Raport uznaje, że zabezpieczenie praw ludności rdzennej i społeczności lokalnych (IPLC), hodowców zwierząt gospodarskich i rolników zachęca do zrównoważonego rolnictwa i leśnictwa, chroni dziką przyrodę i siedliska. Ponadto umożliwia ludziom zrównoważone życie poza ich ziemiami i zmniejsza ryzyko szkodliwości dla społeczności lokalnych pewnych działań klimatycznych, jak np. ponowne zalesianie.

Rzeczywiście, działania mające na celu wzmocnienie dostępu do gruntów i bezpieczeństwo posiadania ziemi mają kluczowe znaczenie dla jednego z pięciu obszarów zmian systemowych zawartych w raporcie, potrzebnych do sprawiedliwego przejścia na zieloną gospodarkę. Raport mówi również, że niepewność posiadania własności ogranicza zdolność ludzi do przystosowania się do zmian klimatycznych, a wzmocnienie praw IPLC może zmienić sposób, w jaki zarządzamy lasami tropikalnymi.
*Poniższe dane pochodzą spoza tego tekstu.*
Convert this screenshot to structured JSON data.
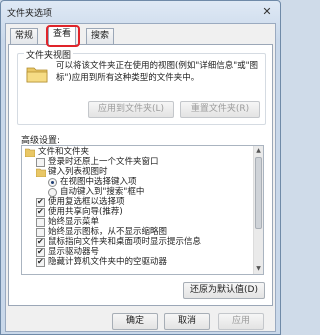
{
  "window": {
    "title": "文件夹选项",
    "close_glyph": "✕"
  },
  "tabs": [
    {
      "label": "常规",
      "active": false
    },
    {
      "label": "查看",
      "active": true
    },
    {
      "label": "搜索",
      "active": false
    }
  ],
  "highlight_color": "#e0242a",
  "folder_views": {
    "group_label": "文件夹视图",
    "description": "可以将该文件夹正在使用的视图(例如\"详细信息\"或\"图标\")应用到所有这种类型的文件夹中。",
    "apply_button": "应用到文件夹(L)",
    "reset_button": "重置文件夹(R)"
  },
  "advanced": {
    "label": "高级设置:",
    "items": [
      {
        "type": "folder",
        "text": "文件和文件夹",
        "indent": 0
      },
      {
        "type": "checkbox",
        "checked": false,
        "text": "登录时还原上一个文件夹窗口",
        "indent": 1
      },
      {
        "type": "folder",
        "text": "键入列表视图时",
        "indent": 1
      },
      {
        "type": "radio",
        "checked": true,
        "text": "在视图中选择键入项",
        "indent": 2
      },
      {
        "type": "radio",
        "checked": false,
        "text": "自动键入到\"搜索\"框中",
        "indent": 2
      },
      {
        "type": "checkbox",
        "checked": true,
        "text": "使用复选框以选择项",
        "indent": 1
      },
      {
        "type": "checkbox",
        "checked": true,
        "text": "使用共享向导(推荐)",
        "indent": 1
      },
      {
        "type": "checkbox",
        "checked": false,
        "text": "始终显示菜单",
        "indent": 1
      },
      {
        "type": "checkbox",
        "checked": false,
        "text": "始终显示图标，从不显示缩略图",
        "indent": 1
      },
      {
        "type": "checkbox",
        "checked": true,
        "text": "鼠标指向文件夹和桌面项时显示提示信息",
        "indent": 1
      },
      {
        "type": "checkbox",
        "checked": true,
        "text": "显示驱动器号",
        "indent": 1
      },
      {
        "type": "checkbox",
        "checked": true,
        "text": "隐藏计算机文件夹中的空驱动器",
        "indent": 1
      }
    ],
    "restore_button": "还原为默认值(D)"
  },
  "footer": {
    "ok": "确定",
    "cancel": "取消",
    "apply": "应用"
  }
}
Podczas COP26 kraje i główni darczyńcy ogłosili zamiar przeznaczenia środków publicznych wspierających rolnictwo na zachęty do bardziej zrównoważonego rolnictwa i zobowiązali się przekazać 1,7 mld dolarów do końca 2025 r. w celu zabezpieczenia praw do ziemi rdzennych i lokalnych społeczności. Nie ma jednak konkretnych planów, jak rozdysponować te pieniądze. Należy uzgodnić czyje prawa będą uznawane i w jakim miejscu.

Wiadomo, że część pieniędzy zostanie przeznaczona na mapowanie i dokumentowanie praw, ale należy zrobić więcej, aby zagwarantować IPLC możliwość korzystania z tych praw oraz zapewnić pozytywne skutki dla klimatu i środowiska. Jeśli mamy zachować sprawiedliwość klimatyczną, pieniądze muszą zostać skierowane do długoletnich użytkowników wrażliwych gruntów i zrekompensować im cenne usługi, które już świadczą – ograniczanie utraty i degradacji lasów, zwiększanie bioróżnorodności i ochronę ekosystemów.